What seemed like a done deal only a few days ago is still very much on the table.
Over the past week Melrose has boosted its bid with a promised injection of £1B ($1.8 billion CAD) into GKN’s pension fund and lowered the threshold for the deal from 90% of shares to 50.1%.
Now GKN’s third largest shareholder has come out squarely against Melrose offer. Columbia Threadneedle, which has 3.5% share in GKN–and approximately 6% in Melrose–has joined a growing chorus of shareholders against the Melrose offer. “After careful consideration, we believe the actions set out by the new team at GKN present the best options for shareholders. Accordingly, we are not accepting the Melrose offer,” Richard Colwell, head of UK equities at Columbia Threadneedle, said in a statement.
Notably, Aviva had come out in favour of the Melrose offer.
The battle has been ongoing.
GKN had agreed a $6.1 billion deal in early March to merge its automotive division with Dana hoping to fend off an unwanted takeover approach by Melrose, but Melrose raised its bid to approximately $11 billion for essentially all of GKN. The actual value of the offers has become more variable as share prices respond to the battle.
GKN would consider listing shares in both London and New York as a volley for fend off Melrose. The offer for listing on both exchanges may be significant as shareholders may be wary of listing on the NYSE or be unable to hold shares listed outside the U.K.

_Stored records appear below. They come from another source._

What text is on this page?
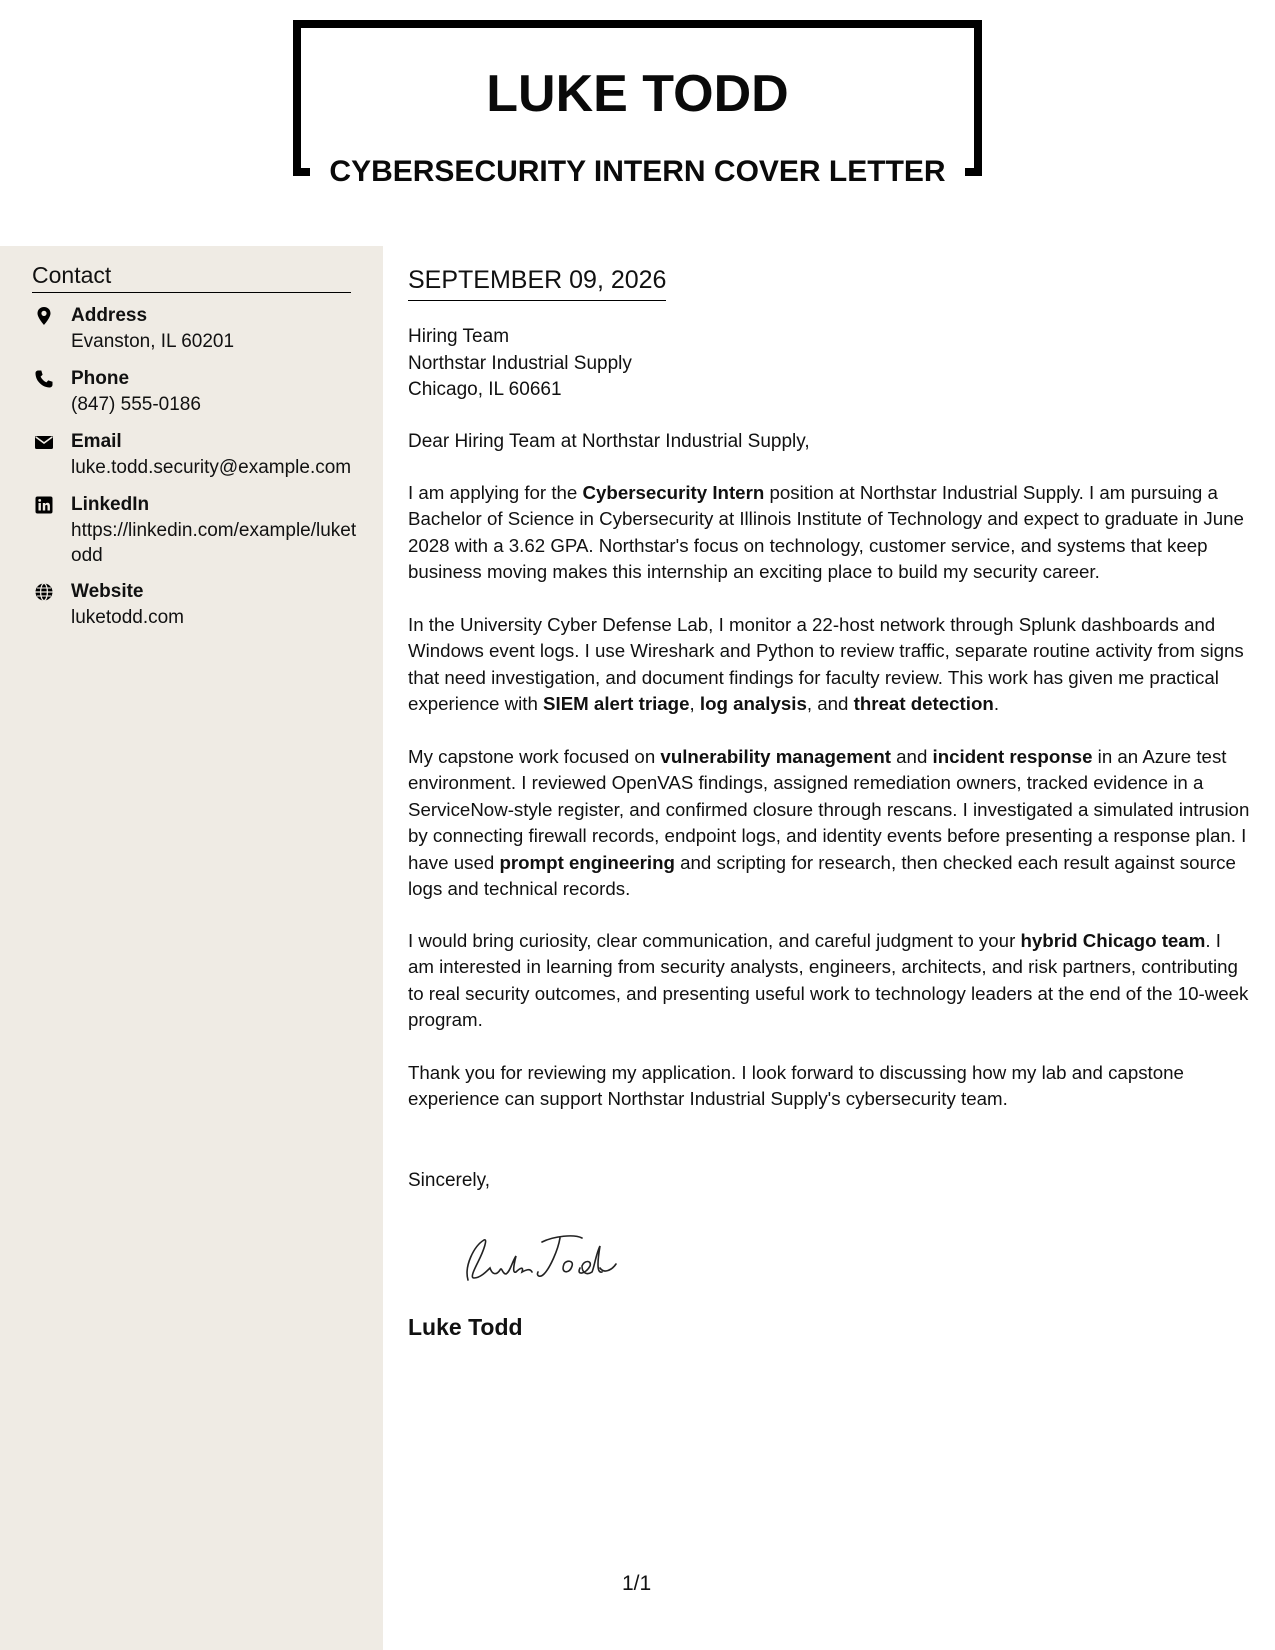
LUKE TODD
CYBERSECURITY INTERN COVER LETTER
Contact
Address
Evanston, IL 60201
Phone
(847) 555-0186
Email
luke.todd.security@example.com
LinkedIn
https://linkedin.com/example/luketodd
Website
luketodd.com
SEPTEMBER 09, 2026
Hiring Team
Northstar Industrial Supply
Chicago, IL 60661
Dear Hiring Team at Northstar Industrial Supply,

I am applying for the Cybersecurity Intern position at Northstar Industrial Supply. I am pursuing a Bachelor of Science in Cybersecurity at Illinois Institute of Technology and expect to graduate in June 2028 with a 3.62 GPA. Northstar's focus on technology, customer service, and systems that keep business moving makes this internship an exciting place to build my security career.

In the University Cyber Defense Lab, I monitor a 22-host network through Splunk dashboards and Windows event logs. I use Wireshark and Python to review traffic, separate routine activity from signs that need investigation, and document findings for faculty review. This work has given me practical experience with SIEM alert triage, log analysis, and threat detection.

My capstone work focused on vulnerability management and incident response in an Azure test environment. I reviewed OpenVAS findings, assigned remediation owners, tracked evidence in a ServiceNow-style register, and confirmed closure through rescans. I investigated a simulated intrusion by connecting firewall records, endpoint logs, and identity events before presenting a response plan. I have used prompt engineering and scripting for research, then checked each result against source logs and technical records.

I would bring curiosity, clear communication, and careful judgment to your hybrid Chicago team. I am interested in learning from security analysts, engineers, architects, and risk partners, contributing to real security outcomes, and presenting useful work to technology leaders at the end of the 10-week program.

Thank you for reviewing my application. I look forward to discussing how my lab and capstone experience can support Northstar Industrial Supply's cybersecurity team.

Sincerely,
Luke Todd
1/1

In an added wrinkle, GKN’s largest customer, Airbus, said it would not commit to further business if the Melrose deal went through, citing the need for assured commitments to R&D and long term strategic vision.

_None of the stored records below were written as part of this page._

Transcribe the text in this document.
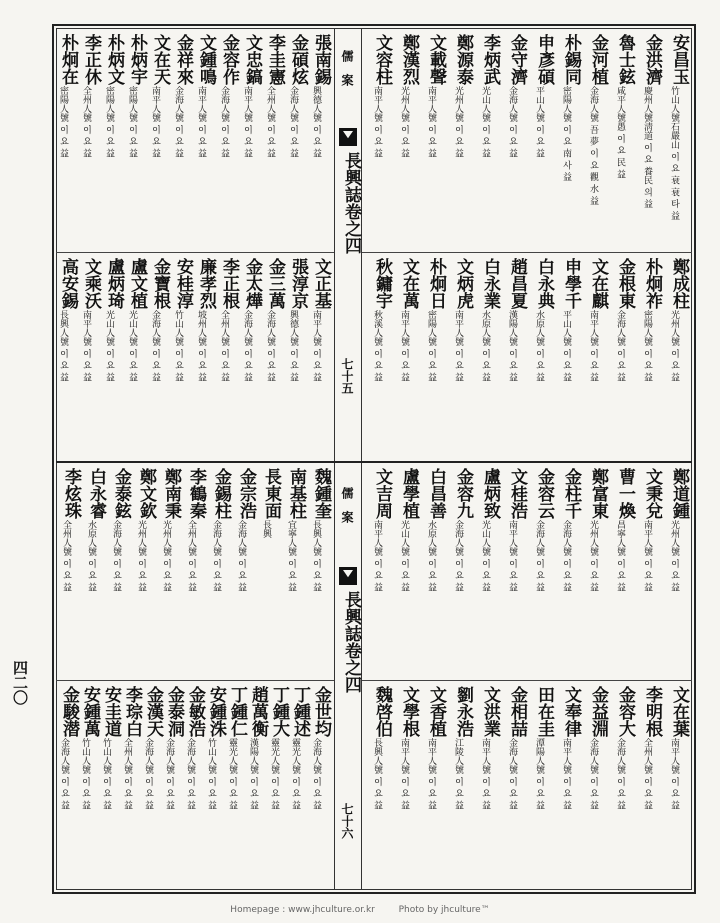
儒　案
長興誌卷之四
七十五
儒　案
長興誌卷之四
七十六
安昌玉
竹山人號石嚴山 이 요 衰 衰 타 益
金洪濟
慶州人號淸道 이 요 養民 의 益
魯士鉉
咸平人號愚 이 요 民 益
金河植
金海人號 吾 夢 이 요 觀 水 益
朴錫同
密陽人號 이 요 南 사 益
申彥碩
平山人號 이 요 益
金守濟
金海人號 이 요 益
李炳武
光山人號 이 요 益
鄭源泰
光州人號 이 요 益
文載聲
南平人號 이 요 益
鄭漢烈
光州人號 이 요 益
文容柱
南平人號 이 요 益
張南錫
興德人號 이 요 益
金碩炫
金海人號 이 요 益
李圭憲
全州人號 이 요 益
文忠鎬
南平人號 이 요 益
金容作
金海人號 이 요 益
文鍾鳴
南平人號 이 요 益
金祥來
金海人號 이 요 益
文在天
南平人號 이 요 益
朴炳宇
密陽人號 이 요 益
朴炳文
密陽人號 이 요 益
李正休
全州人號 이 요 益
朴炯在
密陽人號 이 요 益
鄭成柱
光州人號 이 요 益
朴炯祚
密陽人號 이 요 益
金根東
金海人號 이 요 益
文在麒
南平人號 이 요 益
申學千
平山人號 이 요 益
白永典
水原人號 이 요 益
趙昌夏
漢陽人號 이 요 益
白永業
水原人號 이 요 益
文炳虎
南平人號 이 요 益
朴炯日
密陽人號 이 요 益
文在萬
南平人號 이 요 益
秋鏞宇
秋溪人號 이 요 益
文正基
南平人號 이 요 益
張淳京
興德人號 이 요 益
金三萬
金海人號 이 요 益
金太燁
金海人號 이 요 益
李正根
全州人號 이 요 益
廉孝烈
坡州人號 이 요 益
安桂淳
竹山人號 이 요 益
金寶根
金海人號 이 요 益
盧文植
光山人號 이 요 益
盧炳琦
光山人號 이 요 益
文乘沃
南平人號 이 요 益
高安錫
長興人號 이 요 益
鄭道鍾
光州人號 이 요 益
文秉兌
南平人號 이 요 益
曹一煥
昌寧人號 이 요 益
鄭富東
光州人號 이 요 益
金柱千
金海人號 이 요 益
金容云
金海人號 이 요 益
文桂浩
南平人號 이 요 益
盧炳致
光山人號 이 요 益
金容九
金海人號 이 요 益
白昌善
水原人號 이 요 益
盧學植
光山人號 이 요 益
文吉周
南平人號 이 요 益
魏鍾奎
長興人號 이 요 益
南基柱
宜寧人號 이 요 益
長東面
長興
金宗浩
金海人號 이 요 益
金錫柱
金海人號 이 요 益
李鶴秦
全州人號 이 요 益
鄭南秉
光州人號 이 요 益
鄭文欽
光州人號 이 요 益
金泰鉉
金海人號 이 요 益
白永睿
水原人號 이 요 益
李炫珠
全州人號 이 요 益
文在葉
南平人號 이 요 益
李明根
全州人號 이 요 益
金容大
金海人號 이 요 益
金益淵
金海人號 이 요 益
文奉律
南平人號 이 요 益
田在圭
潭陽人號 이 요 益
金相喆
金海人號 이 요 益
文洪業
南平人號 이 요 益
劉永浩
江陵人號 이 요 益
文香植
南平人號 이 요 益
文學根
南平人號 이 요 益
魏啓伯
長興人號 이 요 益
金世均
金海人號 이 요 益
丁鍾述
靈光人號 이 요 益
丁鍾大
靈光人號 이 요 益
趙萬衡
漢陽人號 이 요 益
丁鍾仁
靈光人號 이 요 益
安鍾洙
竹山人號 이 요 益
金敏浩
金海人號 이 요 益
金泰洞
金海人號 이 요 益
金漢天
金海人號 이 요 益
李琮白
全州人號 이 요 益
安圭道
竹山人號 이 요 益
安鍾萬
竹山人號 이 요 益
金駿潜
金海人號 이 요 益
四二〇
Homepage : www.jhculture.or.kr   	Photo by jhculture™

GKN’s Anne Stevens, Chief Executive, and Jos Sclater, Finance Director believe shareholders should not accept Melrose’s offer.
Dana, understandably, argued that its deal is better for GKN shareholders.

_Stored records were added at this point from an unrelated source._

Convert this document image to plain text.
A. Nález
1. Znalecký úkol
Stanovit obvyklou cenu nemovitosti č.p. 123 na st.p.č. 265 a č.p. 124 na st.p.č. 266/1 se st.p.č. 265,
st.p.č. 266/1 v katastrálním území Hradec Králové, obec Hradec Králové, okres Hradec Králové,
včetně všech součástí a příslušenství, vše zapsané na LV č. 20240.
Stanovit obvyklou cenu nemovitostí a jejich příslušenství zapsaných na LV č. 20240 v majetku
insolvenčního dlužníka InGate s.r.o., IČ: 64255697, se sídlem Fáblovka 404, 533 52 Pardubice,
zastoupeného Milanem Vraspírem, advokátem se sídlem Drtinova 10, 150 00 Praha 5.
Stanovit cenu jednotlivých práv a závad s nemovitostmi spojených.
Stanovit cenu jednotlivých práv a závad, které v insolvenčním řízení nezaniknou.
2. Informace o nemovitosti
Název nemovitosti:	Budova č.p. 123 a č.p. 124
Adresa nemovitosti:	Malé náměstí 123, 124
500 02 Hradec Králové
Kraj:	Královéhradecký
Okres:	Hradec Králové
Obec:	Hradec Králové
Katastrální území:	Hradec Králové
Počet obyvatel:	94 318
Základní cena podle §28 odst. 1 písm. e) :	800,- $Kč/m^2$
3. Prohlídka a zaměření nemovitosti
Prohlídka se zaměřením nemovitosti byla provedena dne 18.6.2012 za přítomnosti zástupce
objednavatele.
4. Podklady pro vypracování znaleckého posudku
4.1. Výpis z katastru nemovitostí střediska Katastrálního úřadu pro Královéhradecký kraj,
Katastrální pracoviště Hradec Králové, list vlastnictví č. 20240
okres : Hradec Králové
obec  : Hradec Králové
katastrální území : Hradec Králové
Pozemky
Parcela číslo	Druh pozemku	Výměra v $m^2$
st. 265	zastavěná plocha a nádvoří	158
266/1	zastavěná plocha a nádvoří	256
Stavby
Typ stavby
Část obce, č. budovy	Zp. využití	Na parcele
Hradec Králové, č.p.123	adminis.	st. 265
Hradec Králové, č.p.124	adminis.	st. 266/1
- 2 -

Mike Turner, Chairman of GKN, commented:
“This combination of GKN Driveline and Dana will create a US and UK led global market leader in vehicle drive systems. The synergies between these two businesses and our complementary product portfolios make this a great deal for GKN shareholders.
“Following the transaction, GKN shareholders will own 47% of a $14 billion revenue, global automotive group and will retain ownership of GKN’s outstanding remaining businesses.
GKN is continuing to pursue the sale of its non-core businesses including Powder Metallurgy. The Board remains committed to delivering up to £2.5 billion of cash returns to shareholders over the next three years.
“The Board believes that this strategy is far more attractive for GKN shareholders than the Melrose proposal which fundamentally undervalues GKN and therefore the Board unanimously recommends that GKN shareholders reject the Melrose proposal and vote in favour of the proposed combination with Dana.”